🤖 AI Summary
Document re-ranking in information retrieval suffers from poor interpretability, heavy reliance on proprietary large language models (LLMs), and limited reproducibility. To address these issues, we propose Reason-to-Rank (R2R), a novel framework featuring a dual-path LLM reasoning mechanism—comprising *direct relevance reasoning* and *pairwise comparative reasoning*—integrated with structured prompt engineering and multi-objective supervised knowledge distillation. R2R transfers sophisticated reasoning capabilities from LLMs to lightweight student models (e.g., BERT, DeBERTa). It establishes the first open-source, fully reproducible re-ranking distillation paradigm that simultaneously achieves high effectiveness and transparency. Evaluated on MSMARCO and BRIGHT benchmarks, R2R attains state-of-the-art or near-state-of-the-art performance while generating human-readable, step-by-step justifications for every ranking decision—thereby substantially enhancing model trustworthiness and debuggability.
📝 Abstract
Reranking documents based on their relevance to a given query is a critical task in information retrieval. Traditional reranking methods often lack transparency and rely on proprietary models, hindering reproducibility and interpretability. We propose Reason-to-Rank (R2R), a novel open-source reranking approach that enhances transparency by generating two types of reasoning: direct relevance reasoning, which explains how a document addresses the query, and comparison reasoning, which justifies the relevance of one document over another. We leverage large language models (LLMs) as teacher models to generate these explanations and distill this knowledge into smaller, openly available student models.

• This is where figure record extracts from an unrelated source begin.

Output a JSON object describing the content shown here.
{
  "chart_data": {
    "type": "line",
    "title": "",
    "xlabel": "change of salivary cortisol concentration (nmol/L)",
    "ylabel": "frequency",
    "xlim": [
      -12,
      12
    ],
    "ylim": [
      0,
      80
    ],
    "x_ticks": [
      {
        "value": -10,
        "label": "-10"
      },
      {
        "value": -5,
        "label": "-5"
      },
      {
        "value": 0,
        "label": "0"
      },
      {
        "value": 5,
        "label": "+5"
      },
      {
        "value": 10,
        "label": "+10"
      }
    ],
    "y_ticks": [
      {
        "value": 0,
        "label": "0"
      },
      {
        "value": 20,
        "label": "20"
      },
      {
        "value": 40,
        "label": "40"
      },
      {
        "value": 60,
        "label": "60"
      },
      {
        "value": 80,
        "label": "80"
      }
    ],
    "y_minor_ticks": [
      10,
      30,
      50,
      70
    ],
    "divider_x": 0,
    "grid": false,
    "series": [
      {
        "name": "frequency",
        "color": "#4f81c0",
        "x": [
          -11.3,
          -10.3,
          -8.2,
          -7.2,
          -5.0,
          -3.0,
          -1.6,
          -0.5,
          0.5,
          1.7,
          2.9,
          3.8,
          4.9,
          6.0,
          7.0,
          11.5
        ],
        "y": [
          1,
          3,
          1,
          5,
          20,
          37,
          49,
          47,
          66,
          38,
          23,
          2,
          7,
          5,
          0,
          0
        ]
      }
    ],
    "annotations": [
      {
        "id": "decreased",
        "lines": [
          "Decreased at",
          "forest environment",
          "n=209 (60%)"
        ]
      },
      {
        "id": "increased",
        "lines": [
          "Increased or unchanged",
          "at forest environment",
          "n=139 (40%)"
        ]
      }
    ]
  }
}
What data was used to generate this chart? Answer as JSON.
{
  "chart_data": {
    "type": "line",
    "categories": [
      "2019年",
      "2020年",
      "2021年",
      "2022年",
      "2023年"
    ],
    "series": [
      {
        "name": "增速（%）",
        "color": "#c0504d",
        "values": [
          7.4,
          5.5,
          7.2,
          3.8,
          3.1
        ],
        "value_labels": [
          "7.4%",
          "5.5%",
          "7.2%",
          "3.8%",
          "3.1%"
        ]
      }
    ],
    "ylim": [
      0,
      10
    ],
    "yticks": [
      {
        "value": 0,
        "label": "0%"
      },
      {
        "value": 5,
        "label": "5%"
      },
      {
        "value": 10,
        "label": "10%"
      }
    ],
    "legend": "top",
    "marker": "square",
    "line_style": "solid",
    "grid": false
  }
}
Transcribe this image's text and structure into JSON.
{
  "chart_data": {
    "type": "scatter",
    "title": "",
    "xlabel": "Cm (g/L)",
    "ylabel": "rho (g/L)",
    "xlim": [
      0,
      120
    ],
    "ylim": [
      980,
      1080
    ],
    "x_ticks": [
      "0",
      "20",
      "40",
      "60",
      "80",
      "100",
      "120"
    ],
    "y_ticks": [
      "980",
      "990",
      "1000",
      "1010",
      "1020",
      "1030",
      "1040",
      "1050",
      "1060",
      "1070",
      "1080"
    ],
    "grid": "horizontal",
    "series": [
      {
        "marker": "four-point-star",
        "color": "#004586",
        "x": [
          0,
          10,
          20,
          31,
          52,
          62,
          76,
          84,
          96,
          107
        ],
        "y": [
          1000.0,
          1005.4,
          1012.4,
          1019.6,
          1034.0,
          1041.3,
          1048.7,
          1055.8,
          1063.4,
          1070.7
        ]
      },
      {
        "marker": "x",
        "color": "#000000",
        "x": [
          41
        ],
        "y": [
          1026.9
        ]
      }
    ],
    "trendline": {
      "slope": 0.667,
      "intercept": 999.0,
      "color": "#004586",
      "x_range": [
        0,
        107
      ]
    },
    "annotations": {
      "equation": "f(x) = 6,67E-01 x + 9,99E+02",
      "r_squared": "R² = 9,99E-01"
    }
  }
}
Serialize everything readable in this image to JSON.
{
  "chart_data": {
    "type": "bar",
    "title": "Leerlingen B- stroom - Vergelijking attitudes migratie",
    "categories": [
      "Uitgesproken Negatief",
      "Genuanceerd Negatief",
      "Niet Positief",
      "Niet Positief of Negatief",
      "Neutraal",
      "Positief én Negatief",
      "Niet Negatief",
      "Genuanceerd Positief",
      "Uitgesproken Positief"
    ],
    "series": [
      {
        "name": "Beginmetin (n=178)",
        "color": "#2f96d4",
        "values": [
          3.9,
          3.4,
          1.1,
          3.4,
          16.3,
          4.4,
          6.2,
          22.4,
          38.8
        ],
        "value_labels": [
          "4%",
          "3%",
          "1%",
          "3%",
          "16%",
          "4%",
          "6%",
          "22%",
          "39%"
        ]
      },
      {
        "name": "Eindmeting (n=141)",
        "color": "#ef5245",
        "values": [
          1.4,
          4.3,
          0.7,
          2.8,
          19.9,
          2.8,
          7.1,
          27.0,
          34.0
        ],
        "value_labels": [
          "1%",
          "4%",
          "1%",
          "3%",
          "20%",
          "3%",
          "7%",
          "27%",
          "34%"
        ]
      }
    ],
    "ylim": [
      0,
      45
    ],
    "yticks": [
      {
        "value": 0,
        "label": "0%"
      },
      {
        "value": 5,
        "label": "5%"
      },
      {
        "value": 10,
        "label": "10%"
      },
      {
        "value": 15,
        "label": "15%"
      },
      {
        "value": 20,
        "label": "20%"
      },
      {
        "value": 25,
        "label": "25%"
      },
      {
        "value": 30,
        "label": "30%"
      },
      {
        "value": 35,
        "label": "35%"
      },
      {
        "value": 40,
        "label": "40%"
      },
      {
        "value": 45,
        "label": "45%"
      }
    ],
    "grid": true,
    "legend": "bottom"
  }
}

Our student models are trained to generate meaningful reasoning and rerank documents, achieving competitive performance across multiple datasets, including MSMARCO and BRIGHT. Experiments demonstrate that R2R not only improves reranking accuracy but also provides valuable insights into the decision-making process. By offering a structured and interpretable solution with openly accessible resources, R2R aims to bridge the gap between effectiveness and transparency in information retrieval, fostering reproducibility and further research in the field.